Size restrictions meant the new cooling towers were almost a like-for-like replacement for the old. Their output means that, although they can supply the base scheme population density and the enhanced occupancy on two floors, redundancy and spare cooling capacity available for a data hall were reduced. ‘Although the cooling towers have been replaced, space constraints mean the replacement towers do not provide any significant increase in cooling capacity, which was one of the constraints we had to work within,’ explains Berry.

Space was also an issue from a building services perspective with the introduction of the two new lightwells at the junctions between the old and new parts of the building to improve connectivity between the two elements. These internal courtyards, complete with open-tread staircases and landings, also addressed the multitude of different levels between the central block and the wings.

‘To create the courtyards, we had to reposition several risers and the toilets had to be moved,’ Berry says. However, advances in technology meant that the designers were able to free up floorspace formerly occupied by the giant IT risers of the previous banking tenant.
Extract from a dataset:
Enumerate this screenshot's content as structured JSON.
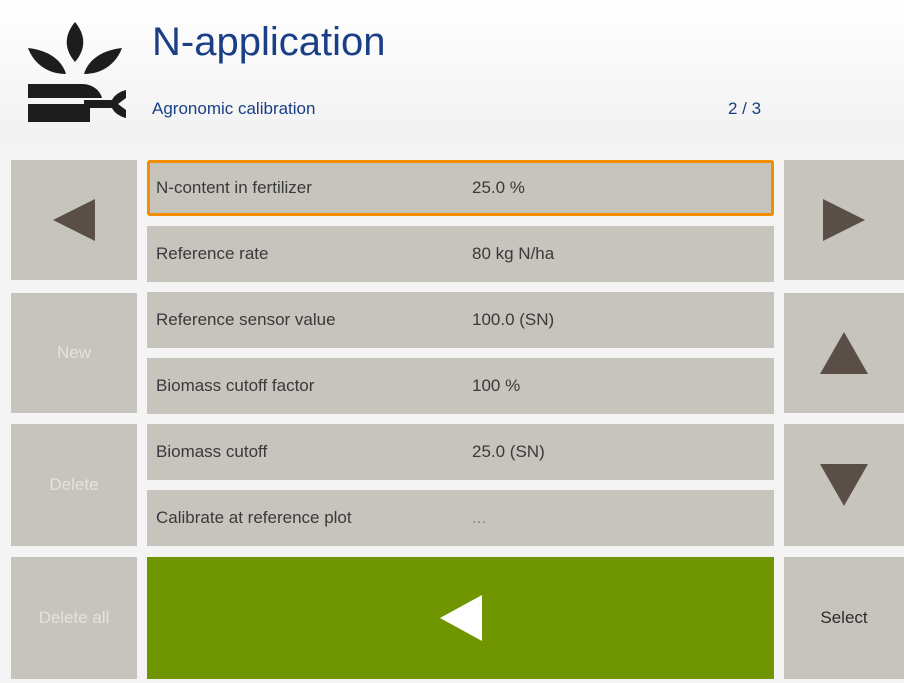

The building incorporates a number of different lifts, including scenic lifts in the atrium; goods/firefighting lifts; vehicle and cyclists’ lifts; and a roof access lift. The scenic lifts in the atrium, which has significant historical attributes and formed part of the listing, were carefully modernised and upgraded. The goods/firefighting lifts and one of the vehicle lifts were replaced with modern alternatives. The other vehicle lift was replaced to enable cyclists to access the basement cycle store.

In a neat twist, just as the project was nearing completion and Arup’s new version of the original underfloor VAV system was being installed three decades after the original, so the FT announced that it would be taking the lease on the refurbished building, returning to its former home three decades after it had originally vacated Bracken House.